McKnight’s earlier paintings recalled close-ups of the ocean floor, with pearl-like beads and seaweed-like weavings of paint in shades of seafoam green or azure blue, sharing a similar fascination with the natural world as her new collage work. Like the paintings, her collages are microcosms, close examinations of what can’t be seen with the naked eye, and the physical qualities of plants, coral, insects and fish that have evolved over millennia as a means of survival. (The title of the show, Lattices, refers to the geological formation of atoms in crystals.) “I feel like I am painting with paper,” she says. “There are still the same concerns with building colour and textural relationships, and finding a distinct visual language.”
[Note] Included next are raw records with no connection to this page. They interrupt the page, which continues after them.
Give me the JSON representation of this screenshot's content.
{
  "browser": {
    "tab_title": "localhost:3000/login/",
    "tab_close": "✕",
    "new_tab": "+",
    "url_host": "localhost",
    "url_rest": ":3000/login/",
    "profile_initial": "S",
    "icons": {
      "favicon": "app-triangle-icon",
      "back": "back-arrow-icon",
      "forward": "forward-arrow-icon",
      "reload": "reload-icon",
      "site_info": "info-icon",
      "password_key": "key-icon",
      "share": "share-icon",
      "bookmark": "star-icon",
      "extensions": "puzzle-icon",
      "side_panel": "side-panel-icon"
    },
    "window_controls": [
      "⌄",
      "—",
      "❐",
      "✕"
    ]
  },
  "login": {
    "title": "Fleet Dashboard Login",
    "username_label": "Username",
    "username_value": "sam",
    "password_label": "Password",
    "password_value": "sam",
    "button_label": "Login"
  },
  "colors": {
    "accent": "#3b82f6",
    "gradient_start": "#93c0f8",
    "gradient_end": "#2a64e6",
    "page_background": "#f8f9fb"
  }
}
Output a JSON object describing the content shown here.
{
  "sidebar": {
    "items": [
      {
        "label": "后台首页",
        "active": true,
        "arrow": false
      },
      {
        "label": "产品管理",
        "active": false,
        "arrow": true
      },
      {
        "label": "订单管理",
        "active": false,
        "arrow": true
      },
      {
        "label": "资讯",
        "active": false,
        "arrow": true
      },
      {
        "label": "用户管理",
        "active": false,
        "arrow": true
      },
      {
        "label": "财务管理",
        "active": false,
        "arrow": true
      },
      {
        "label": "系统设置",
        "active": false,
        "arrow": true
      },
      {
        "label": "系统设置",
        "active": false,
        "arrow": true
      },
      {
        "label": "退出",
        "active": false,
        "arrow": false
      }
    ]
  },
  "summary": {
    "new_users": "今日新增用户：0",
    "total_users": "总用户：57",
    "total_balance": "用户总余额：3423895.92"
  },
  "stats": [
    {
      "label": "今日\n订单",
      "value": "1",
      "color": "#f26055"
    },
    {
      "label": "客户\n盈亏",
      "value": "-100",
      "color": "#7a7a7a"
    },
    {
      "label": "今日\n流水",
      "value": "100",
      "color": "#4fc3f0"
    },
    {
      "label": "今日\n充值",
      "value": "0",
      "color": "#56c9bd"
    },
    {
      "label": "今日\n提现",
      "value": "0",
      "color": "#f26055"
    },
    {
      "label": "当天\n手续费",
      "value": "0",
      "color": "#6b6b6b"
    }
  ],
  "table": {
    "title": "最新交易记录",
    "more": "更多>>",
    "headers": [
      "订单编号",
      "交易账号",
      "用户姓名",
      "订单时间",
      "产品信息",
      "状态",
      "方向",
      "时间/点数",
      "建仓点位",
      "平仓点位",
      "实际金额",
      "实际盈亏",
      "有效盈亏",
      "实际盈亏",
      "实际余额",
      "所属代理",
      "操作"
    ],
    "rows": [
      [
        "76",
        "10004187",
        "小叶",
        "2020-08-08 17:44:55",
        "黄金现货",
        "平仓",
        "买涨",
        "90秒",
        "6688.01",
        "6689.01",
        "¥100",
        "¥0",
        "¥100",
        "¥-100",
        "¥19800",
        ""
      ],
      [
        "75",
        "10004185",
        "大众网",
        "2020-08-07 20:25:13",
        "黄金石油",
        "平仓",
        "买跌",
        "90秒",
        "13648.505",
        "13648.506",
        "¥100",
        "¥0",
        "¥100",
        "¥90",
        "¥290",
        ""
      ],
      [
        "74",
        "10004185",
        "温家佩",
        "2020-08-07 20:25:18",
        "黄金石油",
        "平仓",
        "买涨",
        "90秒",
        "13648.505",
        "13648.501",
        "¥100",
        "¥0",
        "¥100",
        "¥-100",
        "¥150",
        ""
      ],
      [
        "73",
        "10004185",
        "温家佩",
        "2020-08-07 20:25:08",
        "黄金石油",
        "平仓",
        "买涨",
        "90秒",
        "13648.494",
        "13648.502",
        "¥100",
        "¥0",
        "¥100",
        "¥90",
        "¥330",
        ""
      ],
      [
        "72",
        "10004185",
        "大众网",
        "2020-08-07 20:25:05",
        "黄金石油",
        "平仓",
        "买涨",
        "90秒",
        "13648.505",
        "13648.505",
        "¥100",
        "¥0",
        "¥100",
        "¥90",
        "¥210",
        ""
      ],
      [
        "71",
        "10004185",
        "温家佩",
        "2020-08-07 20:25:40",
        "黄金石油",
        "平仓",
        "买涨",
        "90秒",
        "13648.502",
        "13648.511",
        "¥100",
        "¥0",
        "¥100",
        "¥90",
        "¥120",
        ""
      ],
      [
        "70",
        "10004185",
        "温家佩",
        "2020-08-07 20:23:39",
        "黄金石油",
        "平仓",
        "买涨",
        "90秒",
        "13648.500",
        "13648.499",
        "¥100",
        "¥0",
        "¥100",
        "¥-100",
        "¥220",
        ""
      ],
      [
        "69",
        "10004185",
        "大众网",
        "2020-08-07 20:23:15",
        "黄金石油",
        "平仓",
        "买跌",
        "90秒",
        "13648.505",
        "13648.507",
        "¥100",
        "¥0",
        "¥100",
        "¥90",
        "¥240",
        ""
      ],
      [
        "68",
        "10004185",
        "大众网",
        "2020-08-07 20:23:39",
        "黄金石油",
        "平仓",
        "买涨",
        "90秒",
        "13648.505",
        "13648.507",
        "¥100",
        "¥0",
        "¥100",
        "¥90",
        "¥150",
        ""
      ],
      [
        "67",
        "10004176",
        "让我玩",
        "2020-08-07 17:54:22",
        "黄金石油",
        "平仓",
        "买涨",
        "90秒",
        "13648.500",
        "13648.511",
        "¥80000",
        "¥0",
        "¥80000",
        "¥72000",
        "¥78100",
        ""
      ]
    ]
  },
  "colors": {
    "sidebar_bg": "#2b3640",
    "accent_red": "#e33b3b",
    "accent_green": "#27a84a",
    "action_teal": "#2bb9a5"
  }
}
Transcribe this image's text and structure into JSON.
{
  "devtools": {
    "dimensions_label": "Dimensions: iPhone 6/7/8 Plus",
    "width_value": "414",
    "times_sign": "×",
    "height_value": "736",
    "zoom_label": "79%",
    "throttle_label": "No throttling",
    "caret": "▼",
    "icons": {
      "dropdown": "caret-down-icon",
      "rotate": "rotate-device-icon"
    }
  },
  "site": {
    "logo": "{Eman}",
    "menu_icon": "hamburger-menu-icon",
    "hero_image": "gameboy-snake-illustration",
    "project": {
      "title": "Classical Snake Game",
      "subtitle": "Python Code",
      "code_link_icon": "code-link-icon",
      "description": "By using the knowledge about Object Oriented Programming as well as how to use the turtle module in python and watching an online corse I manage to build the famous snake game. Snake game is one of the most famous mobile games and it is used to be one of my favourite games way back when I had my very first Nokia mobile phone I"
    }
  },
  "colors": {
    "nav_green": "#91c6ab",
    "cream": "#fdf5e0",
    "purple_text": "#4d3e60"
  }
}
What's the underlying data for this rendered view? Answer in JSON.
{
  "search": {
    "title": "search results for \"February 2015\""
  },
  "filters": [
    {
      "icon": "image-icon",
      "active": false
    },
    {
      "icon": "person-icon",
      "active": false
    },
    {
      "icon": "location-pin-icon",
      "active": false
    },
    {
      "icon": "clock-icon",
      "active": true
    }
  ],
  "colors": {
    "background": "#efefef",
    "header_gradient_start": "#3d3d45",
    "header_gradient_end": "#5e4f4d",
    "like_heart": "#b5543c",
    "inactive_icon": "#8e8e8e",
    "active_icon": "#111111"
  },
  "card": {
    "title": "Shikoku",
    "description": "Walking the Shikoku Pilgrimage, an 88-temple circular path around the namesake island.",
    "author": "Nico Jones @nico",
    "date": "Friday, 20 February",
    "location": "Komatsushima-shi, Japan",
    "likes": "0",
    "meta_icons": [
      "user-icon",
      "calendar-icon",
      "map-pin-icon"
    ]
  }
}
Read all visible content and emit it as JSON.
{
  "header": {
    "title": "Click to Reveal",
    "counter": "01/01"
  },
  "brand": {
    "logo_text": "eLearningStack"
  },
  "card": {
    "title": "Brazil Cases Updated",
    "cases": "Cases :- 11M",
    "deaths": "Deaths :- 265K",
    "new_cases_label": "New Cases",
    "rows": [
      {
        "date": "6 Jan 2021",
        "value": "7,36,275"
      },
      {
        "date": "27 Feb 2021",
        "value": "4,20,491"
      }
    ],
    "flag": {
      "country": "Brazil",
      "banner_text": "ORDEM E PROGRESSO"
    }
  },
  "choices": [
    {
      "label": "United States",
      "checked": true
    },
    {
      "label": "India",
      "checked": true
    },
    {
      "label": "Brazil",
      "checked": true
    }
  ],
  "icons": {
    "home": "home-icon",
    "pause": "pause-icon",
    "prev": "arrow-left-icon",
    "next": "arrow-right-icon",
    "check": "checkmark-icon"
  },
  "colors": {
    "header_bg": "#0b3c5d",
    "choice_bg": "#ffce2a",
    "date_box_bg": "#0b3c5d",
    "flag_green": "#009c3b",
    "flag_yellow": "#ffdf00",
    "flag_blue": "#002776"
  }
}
McKnight starts by selecting an “anchoring” image that determines the palette and formal qualities of the final work. She will then sift through what she calls her “piles”, but are actually meticulously organized files and drawers of clipped images with labels such as “translucent”, “bulbous” or “viruses”. “The collages come together almost subconsciously,” she says. “Sometimes, it’s not until after I’ve photographed and printed them that I see elements of mirroring or repetition in the forms I’ve chosen.” Playing with scale by photographing and blowing up the collages enhances the uncanny nature of McKnight’s work, emphasizing the texture and varying print quality of the photographs. The colours aren’t always true-to-life, being either faded or super-saturated, depending on the printing process originally used, such as Ectachrome and Kodachrome in the 1960s and 70s., and the age of the source publication. Re-photographing her collages draws out the qualities of the vintage papers, while sidestepping concerns about conservation.
“Even if I reuse the same image of a flower or butterfly wing, it will read differently at a larger scale, and by what’s adjacent to it,” she explains. “What you are looking at is not always a mystery but, at other times, it’s quite ambiguous.”